To address this gap, industry leader Infinity is set to install 6,000 charging points across 3,000 stations nationwide, aiming to ensure that electric vehicle users have convenient access to charging facilities.

Despite these advancements, consumer awareness remains a significant challenge. Many potential buyers are still unaware of the long-term benefits of electric vehicles, including lower operating costs, reduced maintenance, and the positive environmental impact. 

Educational campaigns will be essential in shifting public perception and fostering interest in EV technology. 

The COVID-19 pandemic has highlighted the importance of emergency preparedness and adaptability, making it crucial for consumers to understand the advantages of EVs in times of crisis.

In the face of these challenges, the Egyptian government is considering steps to stimulate demand. 

Conditional customs exemptions on new and used EV imports are being considered, which could make electric vehicles more financially accessible. 

Moreover, the government has pledged to subsidize the costs of the first 100,000 locally produced electric cars, providing up to EGP 50,000 (USD 993.14) in incentives per vehicle, provided they can cover over 400 km on a single charge.

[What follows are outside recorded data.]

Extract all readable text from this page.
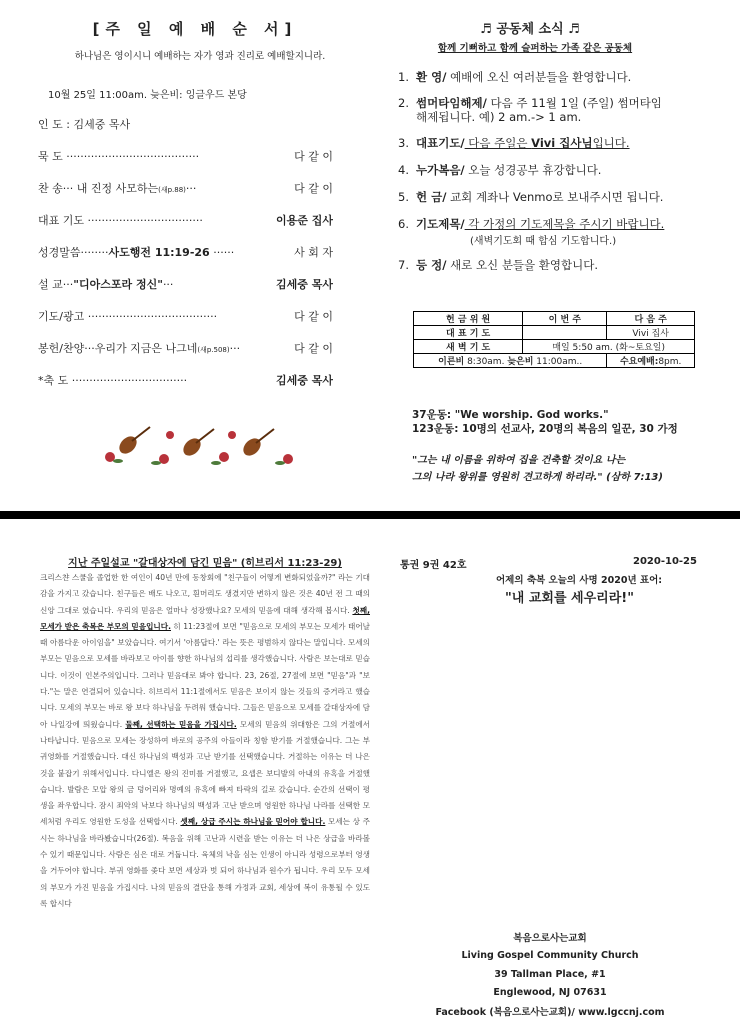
[주 일 예 배 순 서]
하나님은 영이시니 예배하는 자가 영과 진리로 예배할지니라.
10월 25일 11:00am. 늦은비: 잉글우드 본당
인 도 : 김세중 목사
묵 도 ······································	다 같 이
찬 송··· 내 진정 사모하는(새p.88)···	다 같 이
대표 기도 ·································	이용준 집사
성경말씀········사도행전 11:19-26 ······	사 회 자
설 교···"디아스포라 정신"···	김세중 목사
기도/광고 ·····································	다 같 이
봉헌/찬양···우리가 지금은 나그네(새p.508)···	다 같 이
*축 도 ·································	김세중 목사
♬ 공동체 소식 ♬
함께 기뻐하고 함께 슬퍼하는 가족 같은 공동체
1. 환 영/ 예배에 오신 여러분들을 환영합니다.
2. 썸머타임해제/ 다음 주 11월 1일 (주일) 썸머타임
해제됩니다. 예) 2 am.-> 1 am.
3. 대표기도/ 다음 주일은 Vivi 집사님입니다.
4. 누가복음/ 오늘 성경공부 휴강합니다.
5. 헌 금/ 교회 계좌나 Venmo로 보내주시면 됩니다.
6. 기도제목/ 각 가정의 기도제목을 주시기 바랍니다.
(새벽기도회 때 합심 기도합니다.)
7. 등 정/ 새로 오신 분들을 환영합니다.
헌 금 위 원	이 번 주	다 음 주
대 표 기 도		Vivi 집사
새 벽 기 도	매일 5:50 am. (화~토요일)	
이른비 8:30am. 늦은비 11:00am..		수요예배:8pm.
37운동: "We worship. God works."
123운동: 10명의 선교사, 20명의 복음의 일꾼, 30 가정
"그는 내 이름을 위하여 집을 건축할 것이요 나는
그의 나라 왕위를 영원히 견고하게 하리라." (삼하 7:13)
지난 주일설교 "갈대상자에 담긴 믿음" (히브리서 11:23-29)

크리스챤 스쿨을 졸업한 한 여인이 40년 만에 동창회에 "친구들이 어떻게 변화되었을까?" 라는 기대감을 가지고 갔습니다. 친구들은 배도 나오고, 흰머리도 생겼지만 변하지 않은 것은 40년 전 그 때의 신앙 그대로 였습니다. 우리의 믿음은 얼마나 성장했나요? 모세의 믿음에 대해 생각해 봅시다. 첫째, 모세가 받은 축복은 부모의 믿음입니다. 히 11:23절에 보면 "믿음으로 모세의 부모는 모세가 태어날 때 아름다운 아이임을" 보았습니다. 여기서 '아름답다.' 라는 뜻은 평범하지 않다는 말입니다. 모세의 부모는 믿음으로 모세를 바라보고 아이를 향한 하나님의 섭리를 생각했습니다. 사람은 보는대로 믿습니다. 이것이 인본주의입니다. 그러나 믿음대로 봐야 합니다. 23, 26절, 27절에 보면 "믿음"과 "보다."는 말은 연결되어 있습니다. 히브리서 11:1절에서도 믿음은 보이지 않는 것들의 증거라고 했습니다. 모세의 부모는 바로 왕 보다 하나님을 두려워 했습니다. 그들은 믿음으로 모세를 갈대상자에 담아 나일강에 띄웠습니다. 둘째, 선택하는 믿음을 가집시다. 모세의 믿음의 위대함은 그의 거절에서 나타납니다. 믿음으로 모세는 장성하여 바로의 공주의 아들이라 칭함 받기를 거절했습니다. 그는 부귀영화를 거절했습니다. 대신 하나님의 백성과 고난 받기를 선택했습니다. 거절하는 이유는 더 나은 것을 붙잡기 위해서입니다. 다니엘은 왕의 진미를 거절했고, 요셉은 보디발의 아내의 유혹을 거절했습니다. 발람은 모압 왕의 금 덩어리와 명예의 유혹에 빠져 타락의 길로 갔습니다. 순간의 선택이 평생을 좌우합니다. 잠시 죄악의 낙보다 하나님의 백성과 고난 받으며 영원한 하나님 나라를 선택한 모세처럼 우리도 영원한 도성을 선택합시다. 셋째, 상급 주시는 하나님을 믿어야 합니다. 모세는 상 주시는 하나님을 바라봤습니다(26절). 복음을 위해 고난과 시련을 받는 이유는 더 나은 상급을 바라볼 수 있기 때문입니다. 사람은 심은 대로 거둡니다. 육체의 낙을 심는 인생이 아니라 성령으로부터 영생을 거두어야 합니다. 부귀 영화를 좇다 보면 세상과 벗 되어 하나님과 원수가 됩니다. 우리 모두 모세의 부모가 가진 믿음을 가집시다. 나의 믿음의 결단을 통해 가정과 교회, 세상에 복이 유통될 수 있도록 합시다

통권 9권 42호	2020-10-25
어제의 축복 오늘의 사명 2020년 표어:
"내 교회를 세우리라!"
복음으로사는교회
Living Gospel Community Church
39 Tallman Place, #1
Englewood, NJ 07631
Facebook (복음으로사는교회)/ www.lgccnj.com
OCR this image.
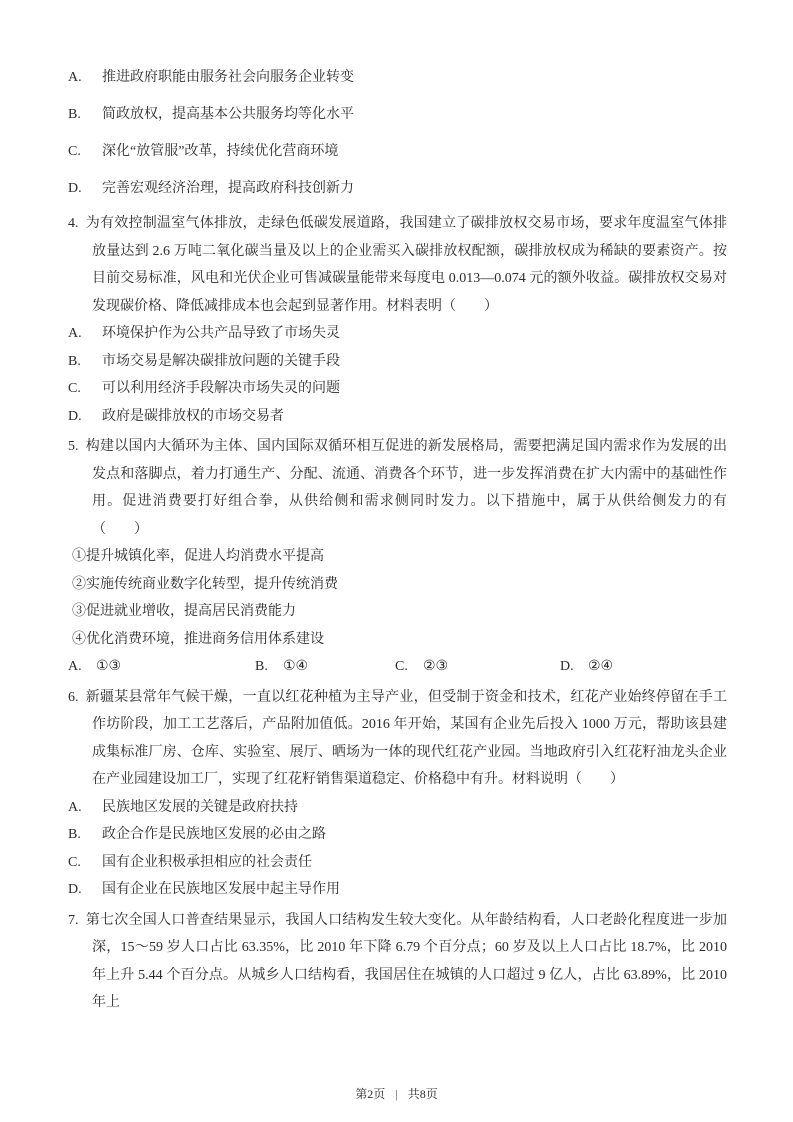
A. 推进政府职能由服务社会向服务企业转变
B. 简政放权，提高基本公共服务均等化水平
C. 深化“放管服”改革，持续优化营商环境
D. 完善宏观经济治理，提高政府科技创新力

4. 为有效控制温室气体排放，走绿色低碳发展道路，我国建立了碳排放权交易市场，要求年度温室气体排放量达到 2.6 万吨二氧化碳当量及以上的企业需买入碳排放权配额，碳排放权成为稀缺的要素资产。按目前交易标准，风电和光伏企业可售减碳量能带来每度电 0.013—0.074 元的额外收益。碳排放权交易对发现碳价格、降低减排成本也会起到显著作用。材料表明（　　）

A. 环境保护作为公共产品导致了市场失灵
B. 市场交易是解决碳排放问题的关键手段
C. 可以利用经济手段解决市场失灵的问题
D. 政府是碳排放权的市场交易者

5. 构建以国内大循环为主体、国内国际双循环相互促进的新发展格局，需要把满足国内需求作为发展的出发点和落脚点，着力打通生产、分配、流通、消费各个环节，进一步发挥消费在扩大内需中的基础性作用。促进消费要打好组合拳，从供给侧和需求侧同时发力。以下措施中，属于从供给侧发力的有（　　）

①提升城镇化率，促进人均消费水平提高
②实施传统商业数字化转型，提升传统消费
③促进就业增收，提高居民消费能力
④优化消费环境，推进商务信用体系建设
A. ①③	B. ①④	C. ②③	D. ②④

6. 新疆某县常年气候干燥，一直以红花种植为主导产业，但受制于资金和技术，红花产业始终停留在手工作坊阶段，加工工艺落后，产品附加值低。2016 年开始，某国有企业先后投入 1000 万元，帮助该县建成集标准厂房、仓库、实验室、展厅、晒场为一体的现代红花产业园。当地政府引入红花籽油龙头企业在产业园建设加工厂，实现了红花籽销售渠道稳定、价格稳中有升。材料说明（　　）

A. 民族地区发展的关键是政府扶持
B. 政企合作是民族地区发展的必由之路
C. 国有企业积极承担相应的社会责任
D. 国有企业在民族地区发展中起主导作用

7. 第七次全国人口普查结果显示，我国人口结构发生较大变化。从年龄结构看，人口老龄化程度进一步加深，15～59 岁人口占比 63.35%，比 2010 年下降 6.79 个百分点；60 岁及以上人口占比 18.7%，比 2010 年上升 5.44 个百分点。从城乡人口结构看，我国居住在城镇的人口超过 9 亿人，占比 63.89%，比 2010 年上

第2页 | 共8页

Such measures could significantly enhance the attractiveness of EVs for the average consumer.

Ministerial Resolution 255/2018 exempted electric vehicles (EVs) from customs duties and permitted the import of EVs that are no more than three years old. While Egyptian regulations typically prohibit the import of used cars, an exception was granted for EVs to promote their adoption and improve future market prospects for the industry.

In conclusion, while Egypt is taking substantive steps toward becoming a significant player in the electric vehicle market, it faces considerable challenges that require attention.